Although they are hunters, wolf spiders are also preyed upon by other organisms such as praying mantises, birds, wasps, small reptiles, and even other spiders. Lycosidae have fantastic vision and are sensitive to vibrations, so they use these senses to detect and evade predators. They also use their speed and camouflage from their natural coloring to avoid predators. Females of the species T. helluo make burrows in secluded habitats, such as underneath stones, that can also function as a place to hide from predators. If needed, T. helluo can also bite predators and inject venom.

== Behavior ==

=== Hunting ===
T. helluo typically switches between a few different foraging sites. Females build burrows of silk and wait for prey to show up in their current foraging site. Males typically roam around and wait for prey.
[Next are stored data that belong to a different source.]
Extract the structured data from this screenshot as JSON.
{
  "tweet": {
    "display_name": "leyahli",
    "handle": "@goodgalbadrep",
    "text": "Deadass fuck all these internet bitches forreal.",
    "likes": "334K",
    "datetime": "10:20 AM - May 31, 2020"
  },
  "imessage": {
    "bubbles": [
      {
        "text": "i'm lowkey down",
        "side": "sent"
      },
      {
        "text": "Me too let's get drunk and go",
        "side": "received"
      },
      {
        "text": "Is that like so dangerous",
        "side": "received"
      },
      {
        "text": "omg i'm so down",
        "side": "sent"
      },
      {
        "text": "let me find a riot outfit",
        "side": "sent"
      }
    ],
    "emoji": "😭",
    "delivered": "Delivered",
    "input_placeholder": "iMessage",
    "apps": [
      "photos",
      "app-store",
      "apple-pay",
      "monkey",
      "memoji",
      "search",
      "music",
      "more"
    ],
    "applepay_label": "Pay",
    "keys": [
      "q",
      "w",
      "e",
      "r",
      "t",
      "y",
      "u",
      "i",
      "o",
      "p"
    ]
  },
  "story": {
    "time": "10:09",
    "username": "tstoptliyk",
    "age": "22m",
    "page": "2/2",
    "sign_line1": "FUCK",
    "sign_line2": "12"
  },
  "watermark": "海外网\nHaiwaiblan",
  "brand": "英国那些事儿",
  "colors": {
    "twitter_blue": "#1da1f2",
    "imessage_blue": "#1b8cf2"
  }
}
Like all wolf spiders, T. helluo is a solitary hunter and will hunt alone, meeting with other spiders only to mate.

=== Chemical cues in hunting ===
A 2001 study examining chemical cues in T. helluo suggests that T. helluo is able to detect chemical cues from recently hunted prey. The spiders will show a preference for chemical cues that match that of their most recently hunted prey. Thus, further hunting activities will show a dietary preference for the prey species most recently consumed.

It has also been shown that the presence of glyphosate-based herbicide affects prey capture behavior of T. helluo. In the presence of herbicide, T. helluo is better able to detect and orient itself towards prey and therefore is able to subdue prey more efficiently.

=== Communication ===
While wolf spiders are solitary and do not usually associate with others outside mating, communication between individual spiders does occur occasionally. Wolf spiders have some of the best vision of all spiders, so they use visual cues, such as waving their pedipalps, to signal to each other for mating. They are also sensitive to vibrations, scent, and taste.

== Bites ==

=== Bites to humans ===
Wolf spiders are usually not aggressive and will not bite unless readily provoked. They also possess venom that is injected into organisms upon biting. However, to humans, wolf spider bites are generally considered minor and not medically significant. Bites typically cause minor swelling and pain, but no severe complications. Antivenom is not usually needed to treat wolf spider bites.

== Differences from Pardosa milvina ==
Both Pardosa milvina and Tigrosa helluo are among the more common wolf spider species in the United States, but they do have behavioral differences in their hunting approaches. Whereas T. helluo tends to wait for prey to pass by its location prior to attacking, P. milvina goes out to find its prey. However, the much smaller size of P. milvina also makes it prey for T. helluo.